Tuesday, February 26, 2013

Clarke v. Greenberg case brief

Clarke v. Greenberg case brief summary
296 N.Y. 146

SYNOPSIS: Plaintiff corporation appealed from a judgment of the Appellate Division of the Supreme Court in the First Judicial Department (New York) granting defendant stockholders' motion for a dismissal of plaintiff's complaint upon the ground that it did not state facts sufficient to constitute a cause of action.

FACTS: Defendants in this action were stockholders who commenced a derivative action in which they alleged that the officers and directors of plaintiff corporation had mismanaged its affairs so that the company and stockholders were damaged. In the underlying action, the stockholders asked the court for an accounting and the imposition of a trust in favor of the corporation for all secret profits obtained by any of the directors. The suit was discontinued by stipulation and defendants in this action received a settlement for the use of, and in trust for the corporation, but failed to account to the corporation or its trustee, and were unjustly enriched.
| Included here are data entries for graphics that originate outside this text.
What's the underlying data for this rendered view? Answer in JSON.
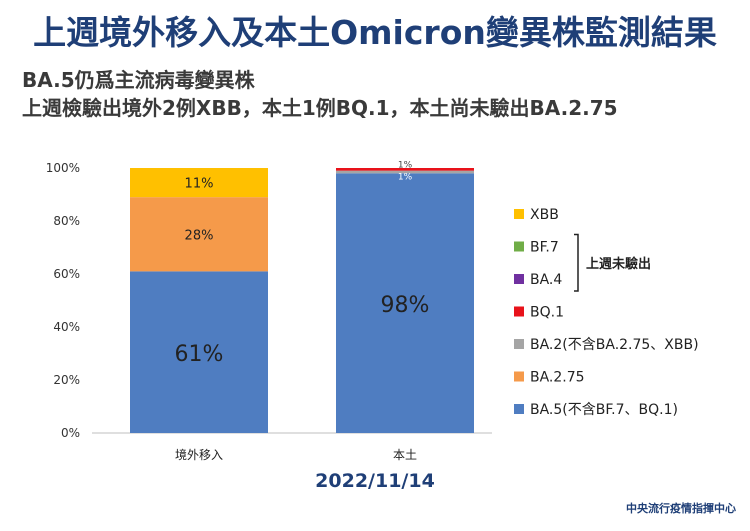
{
  "title": "上週境外移入及本土Omicron變異株監測結果",
  "subtitle_lines": [
    "BA.5仍爲主流病毒變異株",
    "上週檢驗出境外2例XBB，本土1例BQ.1，本土尚未驗出BA.2.75"
  ],
  "footer": {
    "date": "2022/11/14",
    "org": "中央流行疫情指揮中心"
  },
  "chart_data": {
    "type": "bar",
    "stacked": true,
    "categories": [
      "境外移入",
      "本土"
    ],
    "ylim": [
      0,
      100
    ],
    "yticks": [
      "0%",
      "20%",
      "40%",
      "60%",
      "80%",
      "100%"
    ],
    "series": [
      {
        "name": "BA.5(不含BF.7、BQ.1)",
        "color": "#4f7dc1",
        "values": [
          61,
          98
        ],
        "labels": [
          "61%",
          "98%"
        ]
      },
      {
        "name": "BA.2.75",
        "color": "#f59a4a",
        "values": [
          28,
          0
        ],
        "labels": [
          "28%",
          ""
        ]
      },
      {
        "name": "BA.2(不含BA.2.75、XBB)",
        "color": "#a5a5a5",
        "values": [
          0,
          1
        ],
        "labels": [
          "",
          "1%"
        ]
      },
      {
        "name": "BQ.1",
        "color": "#e8121a",
        "values": [
          0,
          1
        ],
        "labels": [
          "",
          "1%"
        ]
      },
      {
        "name": "BA.4",
        "color": "#7030a0",
        "values": [
          0,
          0
        ],
        "labels": [
          "",
          ""
        ]
      },
      {
        "name": "BF.7",
        "color": "#70ad47",
        "values": [
          0,
          0
        ],
        "labels": [
          "",
          ""
        ]
      },
      {
        "name": "XBB",
        "color": "#ffc000",
        "values": [
          11,
          0
        ],
        "labels": [
          "11%",
          ""
        ]
      }
    ],
    "legend_order": [
      "XBB",
      "BF.7",
      "BA.4",
      "BQ.1",
      "BA.2(不含BA.2.75、XBB)",
      "BA.2.75",
      "BA.5(不含BF.7、BQ.1)"
    ],
    "legend_placement": "right",
    "bracket_annotation": {
      "text": "上週未驗出",
      "covers": [
        "BF.7",
        "BA.4"
      ]
    }
  }
}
The court here determined that the proceeds belonged primarily to plaintiff corporation, the real party in interest, and any judgment so obtained, including the proceeds of a settlement with court approval, belonged to plaintiff corporation and not to defendant stockholders.

OUTCOME: The court reversed the motion for dismissal of plaintiff corporation's complaint, finding that the complaint stated a cause of action.